Written & reviewed by NotALawyer Review AI · Updated June 26, 2026
Sometimes — but it's one of those areas where leaving the country at the wrong moment can quietly cost you your case, so caution matters. If you're adjusting status inside the U.S. (Form I-485), traveling abroad without the right travel document can be treated as abandoning your green card application. The main tool that protects against that is called advance parole. The rules are different if you're holding a valid nonimmigrant visa status.
For people with a pending Form I-485 adjustment of status, USCIS can treat a departure from the U.S. as abandonment of that application — meaning it's considered given up. That's the trap many people don't see coming when they book a trip during a long wait.
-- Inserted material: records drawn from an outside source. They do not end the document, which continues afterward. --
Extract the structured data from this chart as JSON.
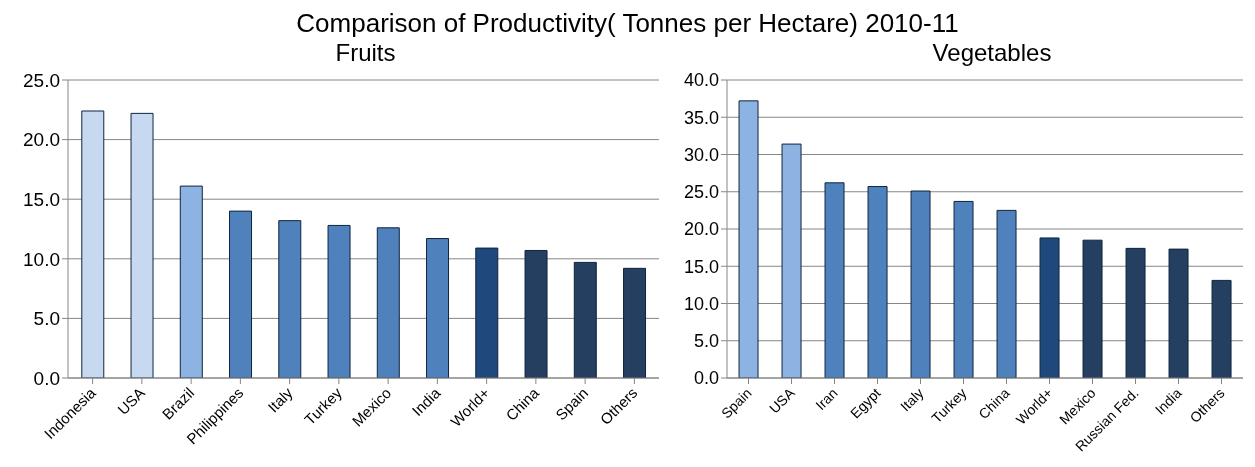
{
  "chart_data": [
    {
      "type": "bar",
      "title": "Comparison of Productivity( Tonnes per Hectare) 2010-11",
      "subtitle": "Fruits",
      "categories": [
        "Indonesia",
        "USA",
        "Brazil",
        "Philippines",
        "Italy",
        "Turkey",
        "Mexico",
        "India",
        "World+",
        "China",
        "Spain",
        "Others"
      ],
      "values": [
        22.4,
        22.2,
        16.1,
        14.0,
        13.2,
        12.8,
        12.6,
        11.7,
        10.9,
        10.7,
        9.7,
        9.2
      ],
      "colors": [
        "#c6d9f1",
        "#c6d9f1",
        "#8db3e2",
        "#4f81bd",
        "#4f81bd",
        "#4f81bd",
        "#4f81bd",
        "#4f81bd",
        "#1f497d",
        "#243f60",
        "#243f60",
        "#243f60"
      ],
      "ylim": [
        0,
        25
      ],
      "yticks": [
        {
          "value": 0,
          "label": "0.0"
        },
        {
          "value": 5,
          "label": "5.0"
        },
        {
          "value": 10,
          "label": "10.0"
        },
        {
          "value": 15,
          "label": "15.0"
        },
        {
          "value": 20,
          "label": "20.0"
        },
        {
          "value": 25,
          "label": "25.0"
        }
      ],
      "grid": "y"
    },
    {
      "type": "bar",
      "title": "Vegetables",
      "categories": [
        "Spain",
        "USA",
        "Iran",
        "Egypt",
        "Italy",
        "Turkey",
        "China",
        "World+",
        "Mexico",
        "Russian Fed.",
        "India",
        "Others"
      ],
      "values": [
        37.2,
        31.4,
        26.2,
        25.7,
        25.1,
        23.7,
        22.5,
        18.8,
        18.5,
        17.4,
        17.3,
        13.1
      ],
      "colors": [
        "#8db3e2",
        "#8db3e2",
        "#4f81bd",
        "#4f81bd",
        "#4f81bd",
        "#4f81bd",
        "#4f81bd",
        "#1f497d",
        "#243f60",
        "#243f60",
        "#243f60",
        "#243f60"
      ],
      "ylim": [
        0,
        40
      ],
      "yticks": [
        {
          "value": 0,
          "label": "0.0"
        },
        {
          "value": 5,
          "label": "5.0"
        },
        {
          "value": 10,
          "label": "10.0"
        },
        {
          "value": 15,
          "label": "15.0"
        },
        {
          "value": 20,
          "label": "20.0"
        },
        {
          "value": 25,
          "label": "25.0"
        },
        {
          "value": 30,
          "label": "30.0"
        },
        {
          "value": 35,
          "label": "35.0"
        },
        {
          "value": 40,
          "label": "40.0"
        }
      ],
      "grid": "y"
    }
  ]
}
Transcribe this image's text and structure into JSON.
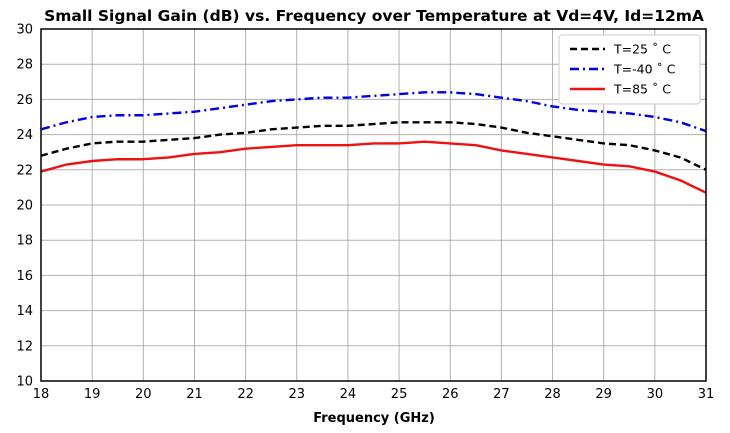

Advance parole, requested on Form I-131, is a travel document that lets many adjustment applicants leave and return without their application being treated as abandoned. The general practice is to have the advance parole document in hand before departing, not to leave and hope to sort it out later.
Advance parole lets you ask to be admitted back; it isn't a guarantee of entry, and a separate immigration issue could still complicate return. It's a permission to travel and seek re-entry, not an absolute right to come back in.
Someone maintaining a valid nonimmigrant status — for example certain work visa categories — may be able to travel on that underlying visa under its own rules, rather than relying on advance parole. The right answer depends on exactly which status and applications you have open at once.
Say someone with a pending I-485 wants to visit a sick relative abroad. Leaving without advance parole could be read as abandoning the green card application; getting the advance parole document first is the path many people use to avoid that outcome.